Tuesday, 16 May 2023

Giving A Series Body

A future history series needs, ideally, a lot of individual short stories with one-off characters. Such stories give the series body and illuminate multiple aspects of a many-faceted future society or civilization. Robert Heinlein began this process with the ten stories collected in the Future History, Volume II, The Green Hills of Earth. None of these stories advances the historical process. They have no common characters and all are set about the year 2000 in space, on the Moon, on Earth or on Venus with references to Mars and other parts of the Solar System. At least two stories directly overlap. Harriman, "The Man Who Sold The Moon," is alive and is mentioned but does not appear just as a character in Poul Anderson's "A Little Knowledge" has seen Nicholas van Rijn on their equivalent of television.

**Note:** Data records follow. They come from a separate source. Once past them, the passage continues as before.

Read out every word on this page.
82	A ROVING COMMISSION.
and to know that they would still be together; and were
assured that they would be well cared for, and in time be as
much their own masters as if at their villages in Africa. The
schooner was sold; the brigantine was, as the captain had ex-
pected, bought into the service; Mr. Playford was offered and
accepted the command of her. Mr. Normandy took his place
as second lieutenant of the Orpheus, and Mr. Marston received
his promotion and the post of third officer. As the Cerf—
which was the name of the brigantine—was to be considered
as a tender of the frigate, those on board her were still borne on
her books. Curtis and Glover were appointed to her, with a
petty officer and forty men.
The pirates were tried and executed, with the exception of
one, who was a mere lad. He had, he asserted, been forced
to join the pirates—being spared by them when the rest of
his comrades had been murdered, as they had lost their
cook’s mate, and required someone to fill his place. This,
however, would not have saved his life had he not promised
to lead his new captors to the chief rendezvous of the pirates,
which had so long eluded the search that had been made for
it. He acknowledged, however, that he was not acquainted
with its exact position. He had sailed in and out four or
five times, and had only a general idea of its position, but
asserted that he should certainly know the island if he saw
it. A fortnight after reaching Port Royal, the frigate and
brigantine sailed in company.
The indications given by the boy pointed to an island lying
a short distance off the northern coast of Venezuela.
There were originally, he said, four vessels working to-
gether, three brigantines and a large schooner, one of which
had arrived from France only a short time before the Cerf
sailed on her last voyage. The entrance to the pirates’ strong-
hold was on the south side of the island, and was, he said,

Anderson's Technic History incorporates two major character-driven series but is also well provided with such body-giving short stories:

"The Saturn Game"
"Wings of Victory"
"The Problem of Pain"
"How To Be Ethnic In One Easy Lesson," about James Ching
"The Season of Forgiveness"
"A Little Knowledge"
"Lodestar," insofar as it focuses on Coya rather than on the familiar characters
"Wingless"
"Rescue on Avalon"

The Polesotechnic League sub-series, together with its antecedents and aftermath, would have been much poorer without the cumulative impact of these additional stories.

1 comment:

Sean M. Brooks said...

Kaor, Paul!

I have absolutely no doubt Old Nick dominated that futuristic TV program!

The second half of Anderson's Technic series, mostly set in the Imperial era, has a few stories giving extra "body" to it: "Outpost of Empire," THE DAY OF THEIR RETURN, and THE DAY OF THEIR RETURN (because we only see Flandry's daughter, Diana, and her friends in that story).